Mais le besoin de renouvellement vient aussi de la comparaison avec la culture, la créativité et les langages de l’art, dimensions capables de porter un divers regard sur le monde et de chercher de nouvelles réponses. Ainsi, les compétences de l’IA Générative, qui s’affirment désormais, ne doivent pas devenir un substitut à l’activité humaine, mais plutôt un complément utile, un puissant outil d’amplification des capacités d’investigation.
Car, comme le rappelle bien Luc Julia, autre représentant prestigieux de la recherche en Machine learning, qui s’exprimait au Waicf, « C’est l’homme qui pilote l’IA, et non l’inverse.

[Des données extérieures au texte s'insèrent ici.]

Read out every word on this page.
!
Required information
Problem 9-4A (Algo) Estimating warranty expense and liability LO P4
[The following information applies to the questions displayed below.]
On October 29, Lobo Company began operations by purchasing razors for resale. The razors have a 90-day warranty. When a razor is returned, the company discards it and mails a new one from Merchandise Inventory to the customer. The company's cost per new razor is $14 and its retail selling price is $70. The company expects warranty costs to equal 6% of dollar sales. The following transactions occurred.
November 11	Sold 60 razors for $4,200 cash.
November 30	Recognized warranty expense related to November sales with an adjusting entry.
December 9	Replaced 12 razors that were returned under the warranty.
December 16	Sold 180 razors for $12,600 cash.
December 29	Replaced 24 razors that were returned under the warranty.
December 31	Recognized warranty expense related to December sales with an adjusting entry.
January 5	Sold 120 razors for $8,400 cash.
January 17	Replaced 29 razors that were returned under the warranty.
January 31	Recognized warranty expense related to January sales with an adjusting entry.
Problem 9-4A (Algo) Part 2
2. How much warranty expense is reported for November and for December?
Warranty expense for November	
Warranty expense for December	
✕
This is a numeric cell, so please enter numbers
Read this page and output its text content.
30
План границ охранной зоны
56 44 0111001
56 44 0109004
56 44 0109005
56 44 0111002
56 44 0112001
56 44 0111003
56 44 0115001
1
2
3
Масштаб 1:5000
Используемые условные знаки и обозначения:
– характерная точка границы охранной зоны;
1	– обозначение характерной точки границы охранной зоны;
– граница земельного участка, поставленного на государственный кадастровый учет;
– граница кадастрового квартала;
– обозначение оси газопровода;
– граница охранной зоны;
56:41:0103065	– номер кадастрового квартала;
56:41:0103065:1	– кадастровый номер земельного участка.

La créativité est le propre de l’être humain, elle n’appartient pas à la technologie « . Il ne fait aucun doute que même en utilisant ces nouveaux outils d’IA conversationnelle, vous obtiendrez les bonnes réponses si vous savez poser les bonnes questions.
Notre objectif est de diffuser un message d’ouverture pour une véritable Renaissance numérique à tous ceux qui sont prêts à collaborer sincèrement à la recherche scientifique et technologique, avec la vision d’un horizon commun qui régule la vie et l’action, reconnaissant les valeurs du sens d’altérité et de responsabilité mutuelle. Cela signifie tisser la toile d’un effort commun fait par de nombreuses personnes, comme l’a été la création d’Internet et du Web dans le passé, ce qui nécessite aujourd’hui une entreprise encore plus exigeante et la nécessité d’un dialogue ouvert, ainsi qu’une forte motivation, pour développer la prochaine ère de l’intelligence artificielle orientée vers le bien de l’humanité.